Additionally, the policy directive points out that Michigan’s legalization of marijuana did not automatically provide for the expungement of old cannabis-related convictions, unlike in other states.
“Simply put,” the policy directive reads, “people should no longer bear the stigma of a criminal record for activity that is no longer a crime. Accordingly, the Washtenaw County Prosecutor’s Office will not contest any application for expungement where the underlying offense was for use, possession, cultivation, or distribution of marijuana.”

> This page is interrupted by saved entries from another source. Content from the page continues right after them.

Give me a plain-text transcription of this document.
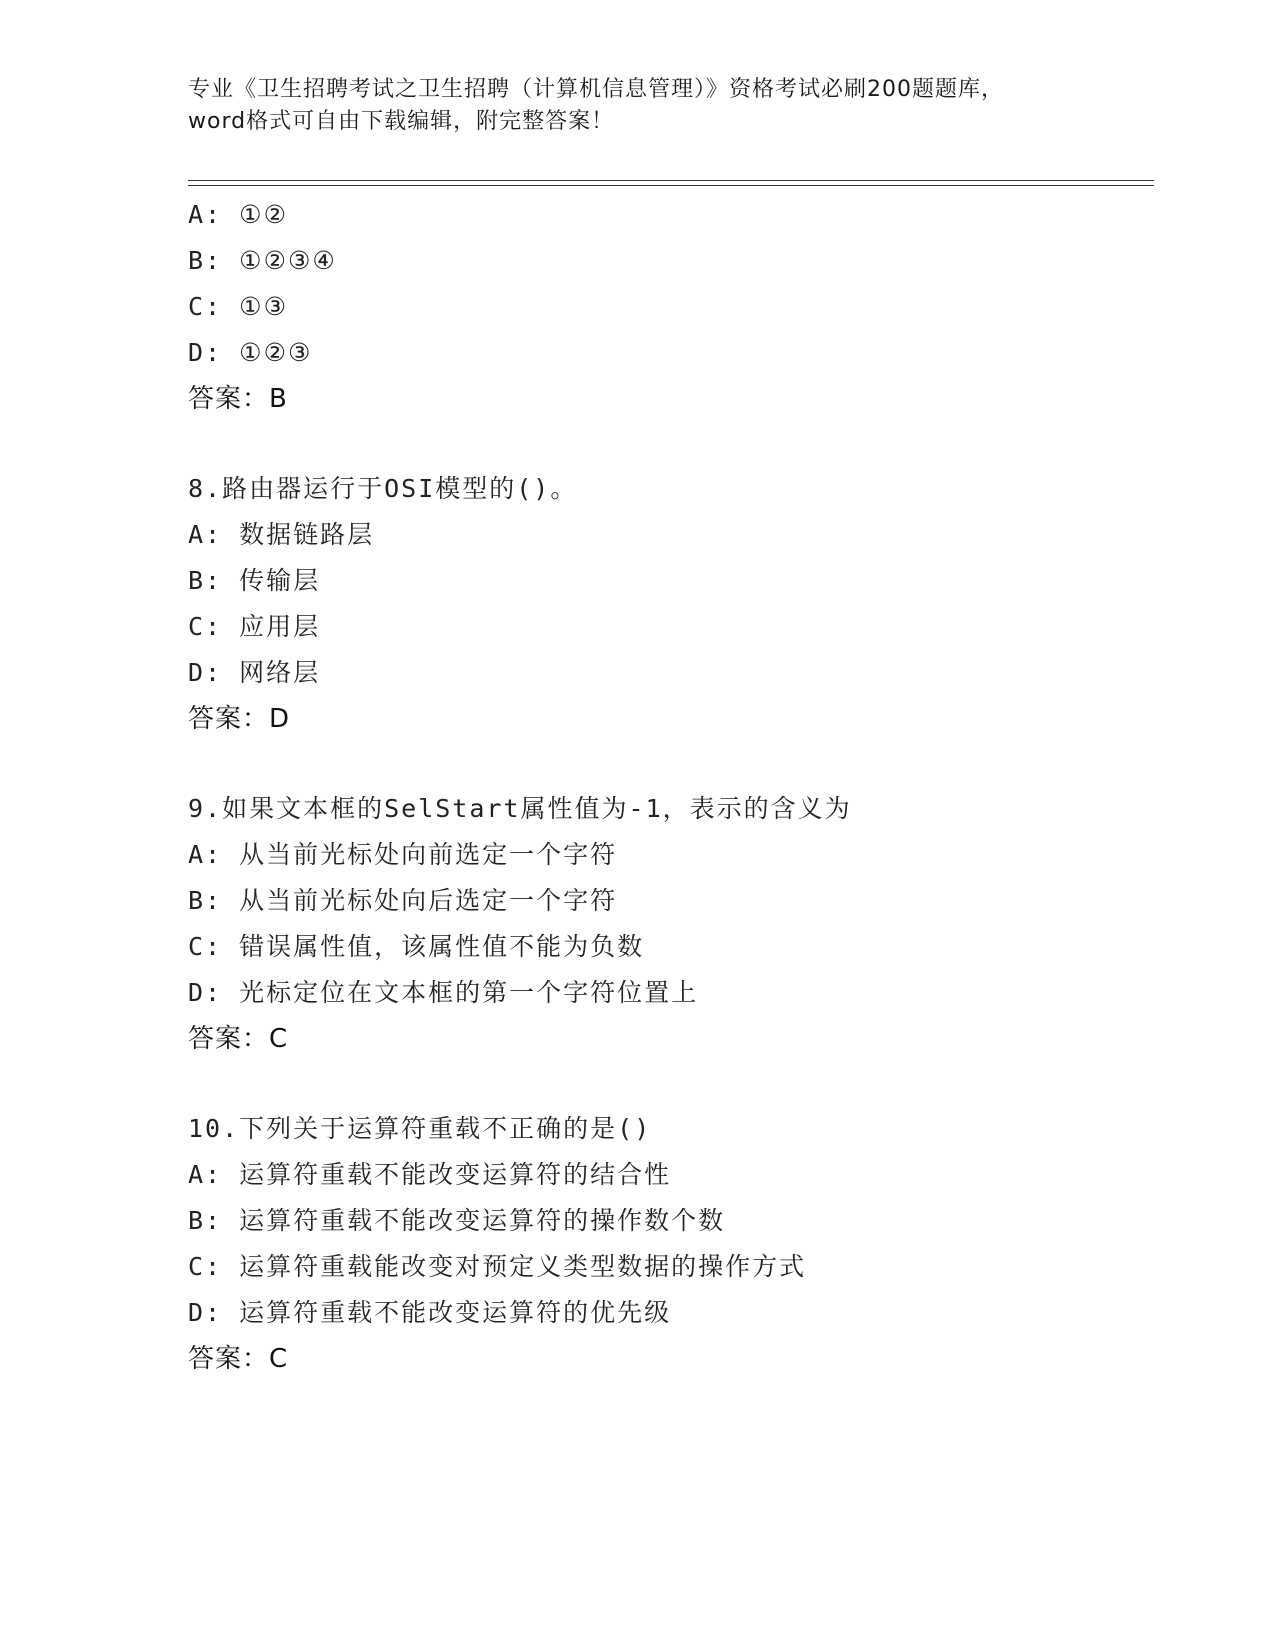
专业《卫生招聘考试之卫生招聘（计算机信息管理）》资格考试必刷200题题库，
word格式可自由下载编辑，附完整答案！
A: ①②
B: ①②③④
C: ①③
D: ①②③
答案：B
8.路由器运行于OSI模型的()。
A: 数据链路层
B: 传输层
C: 应用层
D: 网络层
答案：D
9.如果文本框的SelStart属性值为-1，表示的含义为
A: 从当前光标处向前选定一个字符
B: 从当前光标处向后选定一个字符
C: 错误属性值，该属性值不能为负数
D: 光标定位在文本框的第一个字符位置上
答案：C
10.下列关于运算符重载不正确的是()
A: 运算符重载不能改变运算符的结合性
B: 运算符重载不能改变运算符的操作数个数
C: 运算符重载能改变对预定义类型数据的操作方式
D: 运算符重载不能改变运算符的优先级
答案：C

With regard to the entheogenic plant directive, it noted that it would be “capricious to continue pursuing entheogenic-related charges originating in other parts of the county” following Ann Arbor’s resolution in 2020. If Washtenaw County’s largest city’s resolution decriminalized the use, growth and possession of psychedelic plants, the Prosecutor’s Office sees no point in bringing charges forward elsewhere in the county.
The directive also argued that entheogenic plants do not generally carry a risk of fatal overdoses, tend to not be addictive and are not connected to violent behavior.
According to the directive, large-scale enterprises distributing controlled substances may still be charged with criminal offenses if they are found to be in violation of health and safety standards or if they are found to be distributing substances to minors.
Charges will continue to be brought against those operating a motor vehicle while under the influence of a controlled substance in Washtenaw County.
“For far too long, the War on Drugs has imposed severe and unjust criminal consequences on communities—particularly communities of color,” Savit said in a news release. “Today’s directives are a first step in moving past that troubling legacy.
“Equally important, is that we allow those with old convictions to get their lives back on track. A criminal conviction can impact a person’s ability to get a job, obtain housing, or continue their education. For that reason, we will no longer be contesting expungement for marijuana or entheogenic-related offenses.”